'That could never be.'

'Yes. There are crimes whose consequences can never be undone. What then? Is he who did them shut out from all hope?'

'I am no casuist,' she said, vaguely troubled. 'But if no atonement were possible I still think——nay, I am sure—-a sincere and intense regret which is, after all, what we mean by repentance, must be accepted, must be enough.'

'Enough to efface it in the eyes of one who had never sinned?'

'Where is there such an one? I thought you spoke of heaven.'

'I spoke of earth. It is all we can be sure to have to do with; it is our one poor heritage.'

'I hope it is but an ante-chamber which we pass through, and fill with beautiful things, or befoul with dust and blood, at our own will.'

'Hardly at our own will. In your ante-chamber a capricious tyrant waits us all at birth. Some come in chained; some free.'

They were seated at her favourite garden-seat, where the great yews spread before the keep, and far down below the Szalrassee rippled away in shining silver and emerald hues, bearing the Holy Isle upon its waters, and parting the mountains as with a field of light. The impression which had pursued her once or twice before came to her now. Was there any error in his own life, any cruel, crooked twist of circumstance concealed from her? An exceeding tenderness and pity yearned in her towards him as the thought arose. Was he, with all his talent, power, pride, grace, and strength, conscious of fault or failure, weighted with any burden? It seemed impossible. Yet to her fine instinct, her accurate ear, there was in these generalities the more painful, the more passionate, tone of personal remorse.
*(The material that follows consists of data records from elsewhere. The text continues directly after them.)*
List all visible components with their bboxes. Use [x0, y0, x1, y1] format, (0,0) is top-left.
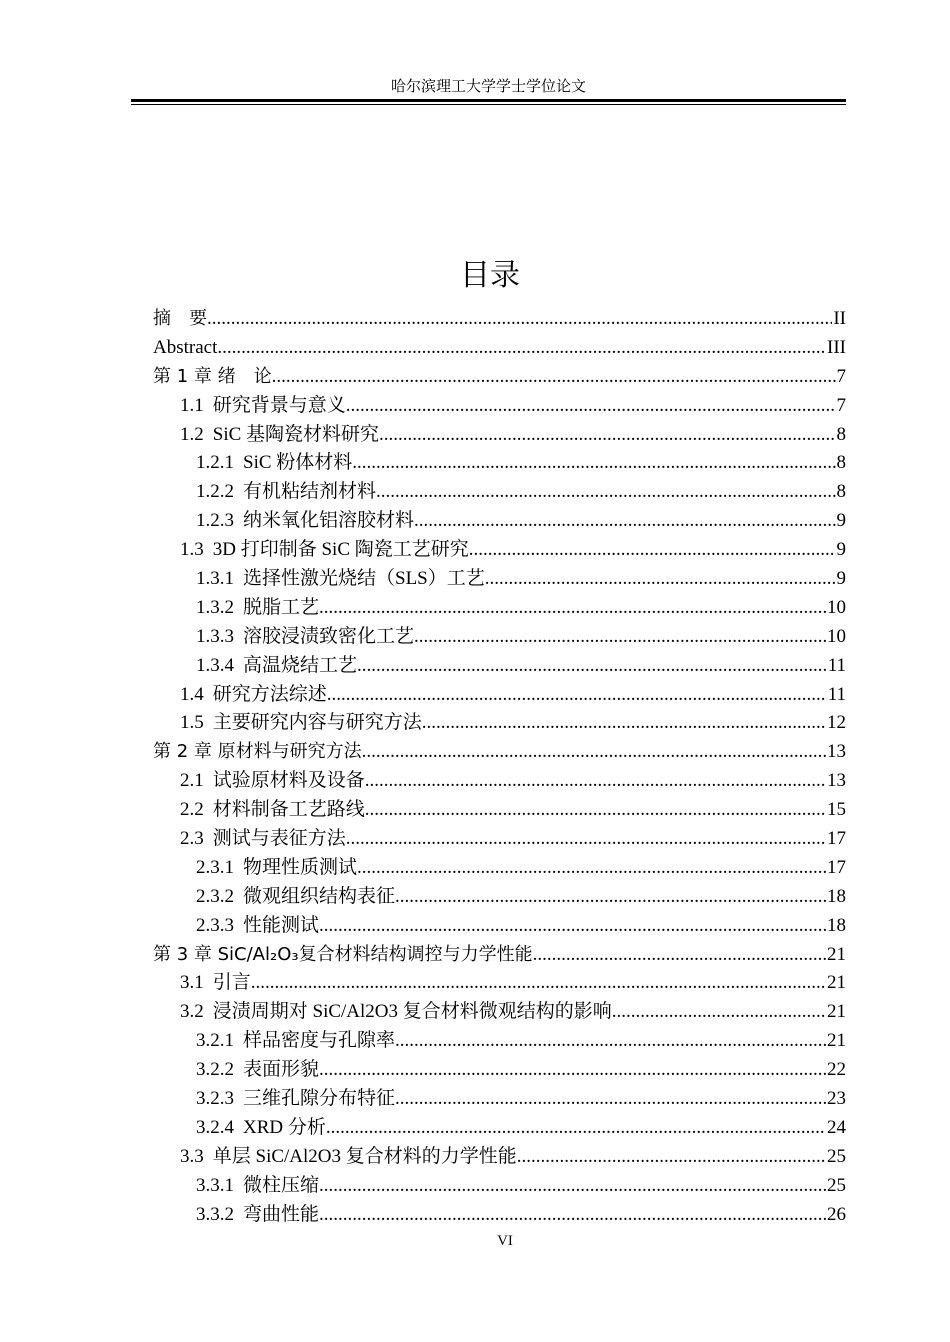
- toc-entry[interactable]: [153, 709, 846, 738]
- toc-dot-leader: [346, 825, 826, 854]
- toc-entry[interactable]: [153, 334, 846, 363]
- toc-entry-number: 3.2.2: [196, 1059, 234, 1081]
- toc-dot-leader: [414, 623, 826, 652]
- toc-entry[interactable]: [153, 1114, 846, 1143]
- toc-entry[interactable]: [153, 305, 846, 334]
- toc-entry-number: 3.3.1: [196, 1174, 234, 1196]
- toc-entry-label: [180, 969, 251, 998]
- toc-entry-number: 2.1: [180, 770, 204, 792]
- header-double-rule: [131, 99, 846, 106]
- toc-entry-page: 23: [827, 1088, 846, 1110]
- toc-entry-page: III: [827, 336, 846, 358]
- toc-entry-label: [180, 536, 469, 565]
- toc-dot-leader: [517, 1143, 826, 1172]
- toc-entry-text: 微观组织结构表征: [243, 885, 396, 907]
- toc-entry-number: 2.3.1: [196, 856, 234, 878]
- toc-entry-number: 1.2.3: [196, 510, 234, 532]
- toc-entry-text: SiC 基陶瓷材料研究: [212, 423, 380, 445]
- toc-entry-number: 1.1: [180, 394, 204, 416]
- toc-entry[interactable]: [153, 449, 846, 478]
- toc-entry-label: [196, 1201, 319, 1230]
- toc-entry-page: 12: [827, 712, 846, 734]
- toc-entry-label: [196, 1027, 395, 1056]
- toc-dot-leader: [422, 709, 826, 738]
- toc-entry-label: [196, 1114, 326, 1143]
- toc-entry-number: 1.2: [180, 423, 204, 445]
- toc-dot-leader: [326, 1114, 826, 1143]
- toc-entry-label: [196, 854, 357, 883]
- toc-dot-leader: [207, 305, 832, 334]
- toc-entry-page: II: [833, 308, 846, 329]
- toc-entry-text: 研究背景与意义: [212, 394, 346, 416]
- toc-dot-leader: [319, 1201, 826, 1230]
- toc-entry-page: 8: [836, 481, 846, 503]
- toc-dot-leader: [319, 1056, 826, 1085]
- toc-entry-number: 1.3: [180, 539, 204, 561]
- toc-dot-leader: [533, 941, 826, 970]
- toc-entry-label: [196, 1085, 395, 1114]
- toc-entry[interactable]: [153, 623, 846, 652]
- toc-entry-text: 表面形貌: [243, 1059, 320, 1081]
- toc-entry-text: 纳米氧化铝溶胶材料: [243, 510, 415, 532]
- toc-dot-leader: [357, 854, 826, 883]
- toc-entry-number: 1.4: [180, 683, 204, 705]
- toc-dot-leader: [414, 507, 835, 536]
- toc-entry-label: [196, 912, 319, 941]
- toc-entry-text: 单层 SiC/Al2O3 复合材料的力学性能: [212, 1145, 517, 1167]
- toc-entry-number: 3.2.1: [196, 1030, 234, 1052]
- toc-entry-label: [196, 883, 395, 912]
- toc-dot-leader: [319, 1172, 826, 1201]
- toc-entry[interactable]: [153, 1201, 846, 1230]
- toc-entry-number: 3.3: [180, 1145, 204, 1167]
- toc-entry-number: 3.1: [180, 972, 204, 994]
- toc-entry-label: [196, 1056, 319, 1085]
- toc-entry-text: 研究方法综述: [212, 683, 327, 705]
- toc-entry-label: [153, 334, 217, 363]
- toc-entry[interactable]: [153, 1172, 846, 1201]
- toc-entry-text: 微柱压缩: [243, 1174, 320, 1196]
- toc-entry-page: 17: [827, 828, 846, 850]
- toc-entry[interactable]: [153, 536, 846, 565]
- toc-entry-label: [196, 478, 376, 507]
- toc-entry-text: XRD 分析: [243, 1116, 326, 1138]
- header-rule-thick: [131, 99, 846, 102]
- toc-entry-page: 21: [827, 972, 846, 994]
- toc-entry-text: 三维孔隙分布特征: [243, 1088, 396, 1110]
- toc-entry-page: 26: [827, 1203, 846, 1225]
- toc-dot-leader: [319, 594, 826, 623]
- toc-entry[interactable]: [153, 969, 846, 998]
- toc-entry-page: 22: [827, 1059, 846, 1081]
- toc-entry-label: [196, 652, 357, 681]
- toc-entry-number: 1.3.4: [196, 654, 234, 676]
- toc-entry-label: [180, 767, 365, 796]
- toc-dot-leader: [272, 363, 836, 392]
- toc-entry-number: 2.3: [180, 828, 204, 850]
- toc-entry-label: [180, 825, 346, 854]
- header-rule-thin: [131, 104, 846, 105]
- toc-dot-leader: [365, 796, 826, 825]
- toc-entry-text: 试验原材料及设备: [212, 770, 365, 792]
- toc-dot-leader: [352, 449, 835, 478]
- toc-entry[interactable]: [153, 681, 846, 710]
- toc-entry-page: 9: [836, 568, 846, 590]
- toc-dot-leader: [346, 392, 836, 421]
- toc-title: 目录: [460, 258, 520, 293]
- toc-entry-page: 13: [827, 741, 846, 763]
- toc-dot-leader: [319, 912, 826, 941]
- toc-entry-label: [180, 709, 422, 738]
- toc-entry[interactable]: [153, 652, 846, 681]
- toc-entry[interactable]: [153, 1085, 846, 1114]
- toc-entry-text: 高温烧结工艺: [243, 654, 358, 676]
- toc-entry-page: 10: [827, 596, 846, 618]
- toc-entry-text: 弯曲性能: [243, 1203, 320, 1225]
- toc-entry-text: 主要研究内容与研究方法: [212, 712, 422, 734]
- toc-entry[interactable]: [153, 854, 846, 883]
- toc-entry[interactable]: [153, 1056, 846, 1085]
- toc-entry-page: 10: [827, 625, 846, 647]
- toc-entry-page: 7: [836, 394, 846, 416]
- toc-entry[interactable]: [153, 825, 846, 854]
- toc-entry[interactable]: [153, 883, 846, 912]
- toc-entry-label: [180, 421, 379, 450]
- toc-entry-page: 18: [827, 885, 846, 907]
- toc-entry-text: 第 3 章 SiC/Al₂O₃复合材料结构调控与力学性能: [153, 943, 533, 965]
- toc-entry-page: 9: [836, 510, 846, 532]
- toc-entry-number: 2.3.2: [196, 885, 234, 907]
- toc-entry[interactable]: [153, 912, 846, 941]
- toc-entry-number: 1.2.2: [196, 481, 234, 503]
- toc-entry-number: 1.3.1: [196, 568, 234, 590]
- toc-entry[interactable]: [153, 478, 846, 507]
- toc-entry-label: [153, 941, 533, 970]
- toc-entry-text: 引言: [212, 972, 251, 994]
- toc-entry-label: [180, 681, 327, 710]
- toc-entry[interactable]: [153, 392, 846, 421]
- table-of-contents: [153, 305, 846, 1230]
- toc-entry-label: [196, 623, 414, 652]
- toc-entry-text: 摘 要: [153, 308, 207, 329]
- toc-entry[interactable]: [153, 1143, 846, 1172]
- toc-entry-page: 24: [827, 1116, 846, 1138]
- toc-entry-label: [180, 1143, 517, 1172]
- toc-entry-label: [196, 449, 352, 478]
- toc-entry-page: 8: [836, 452, 846, 474]
- toc-entry-page: 21: [827, 943, 846, 965]
- toc-entry[interactable]: [153, 941, 846, 970]
- toc-entry-label: [153, 363, 272, 392]
- toc-entry[interactable]: [153, 796, 846, 825]
- toc-entry-label: [153, 738, 362, 767]
- toc-entry[interactable]: [153, 565, 846, 594]
- toc-entry-text: 溶胶浸渍致密化工艺: [243, 625, 415, 647]
- toc-entry-label: [196, 1172, 319, 1201]
- toc-entry-label: [196, 565, 485, 594]
- toc-entry-page: 11: [827, 654, 846, 676]
- toc-entry-page: 7: [836, 365, 846, 387]
- toc-entry-page: 11: [827, 683, 846, 705]
- toc-entry-page: 9: [836, 539, 846, 561]
- toc-entry-label: [153, 305, 207, 334]
- toc-entry-text: 浸渍周期对 SiC/Al2O3 复合材料微观结构的影响: [212, 1001, 612, 1023]
- toc-dot-leader: [485, 565, 836, 594]
- page-number: VI: [497, 1233, 513, 1249]
- page-header: 哈尔滨理工大学学士学位论文: [390, 79, 586, 95]
- toc-entry-text: 有机粘结剂材料: [243, 481, 377, 503]
- toc-dot-leader: [376, 478, 835, 507]
- toc-entry-text: 脱脂工艺: [243, 596, 320, 618]
- toc-entry-text: 物理性质测试: [243, 856, 358, 878]
- toc-entry-label: [196, 594, 319, 623]
- toc-dot-leader: [469, 536, 836, 565]
- toc-entry-text: 选择性激光烧结（SLS）工艺: [243, 568, 485, 590]
- toc-entry-number: 1.5: [180, 712, 204, 734]
- toc-entry-page: 25: [827, 1145, 846, 1167]
- toc-entry-number: 2.2: [180, 799, 204, 821]
- toc-entry-page: 21: [827, 1030, 846, 1052]
- toc-dot-leader: [395, 1027, 826, 1056]
- toc-entry-page: 15: [827, 799, 846, 821]
- toc-entry-text: 3D 打印制备 SiC 陶瓷工艺研究: [212, 539, 469, 561]
- toc-dot-leader: [217, 334, 826, 363]
- toc-entry-text: Abstract: [153, 336, 218, 358]
- toc-dot-leader: [251, 969, 826, 998]
- toc-entry-page: 21: [827, 1001, 846, 1023]
- toc-entry-number: 2.3.3: [196, 914, 234, 936]
- toc-entry[interactable]: [153, 1027, 846, 1056]
- toc-entry-text: 测试与表征方法: [212, 828, 346, 850]
- toc-entry[interactable]: [153, 998, 846, 1027]
- toc-entry-number: 3.2.3: [196, 1088, 234, 1110]
- toc-entry[interactable]: [153, 507, 846, 536]
- toc-dot-leader: [395, 1085, 826, 1114]
- toc-entry-page: 8: [836, 423, 846, 445]
- toc-dot-leader: [365, 767, 826, 796]
- toc-entry-text: 样品密度与孔隙率: [243, 1030, 396, 1052]
- toc-entry-label: [196, 507, 414, 536]
- toc-entry-text: SiC 粉体材料: [243, 452, 353, 474]
- toc-entry-number: 3.2: [180, 1001, 204, 1023]
- toc-entry-label: [180, 998, 612, 1027]
- toc-entry-number: 3.3.2: [196, 1203, 234, 1225]
- toc-dot-leader: [327, 681, 827, 710]
- toc-entry-page: 17: [827, 856, 846, 878]
- toc-entry-page: 13: [827, 770, 846, 792]
- toc-dot-leader: [395, 883, 826, 912]
- toc-entry-page: 18: [827, 914, 846, 936]
- toc-entry-number: 1.2.1: [196, 452, 234, 474]
- toc-entry-page: 25: [827, 1174, 846, 1196]
- toc-entry-number: 1.3.3: [196, 625, 234, 647]
- toc-entry-label: [180, 392, 346, 421]
- toc-entry-text: 材料制备工艺路线: [212, 799, 365, 821]
- toc-entry-text: 第 2 章 原材料与研究方法: [153, 741, 362, 763]
- toc-dot-leader: [362, 738, 826, 767]
- toc-dot-leader: [357, 652, 827, 681]
- toc-entry-number: 1.3.2: [196, 596, 234, 618]
- toc-entry-text: 性能测试: [243, 914, 320, 936]
- toc-entry[interactable]: [153, 767, 846, 796]
- toc-entry[interactable]: [153, 363, 846, 392]
- toc-entry[interactable]: [153, 594, 846, 623]
- toc-entry[interactable]: [153, 738, 846, 767]
- toc-dot-leader: [379, 421, 835, 450]
- toc-entry[interactable]: [153, 421, 846, 450]
- toc-entry-label: [180, 796, 365, 825]
- toc-entry-text: 第 1 章 绪 论: [153, 365, 272, 387]
- toc-entry-number: 3.2.4: [196, 1116, 234, 1138]
- toc-dot-leader: [612, 998, 826, 1027]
She might have spoken, might once more have said to him what she had once said, and invited him to place a fearless confidence in her affection; but she remembered Olga Brancka; she shrank from seeking an avowal which might be so painful to him and her alike.

At that moment the pretty figure of the Princess Ottilie appeared in the distance, a lace hood over her head, a broad red sunshade held above that, and Sabran rose to go forward and offer her his arm.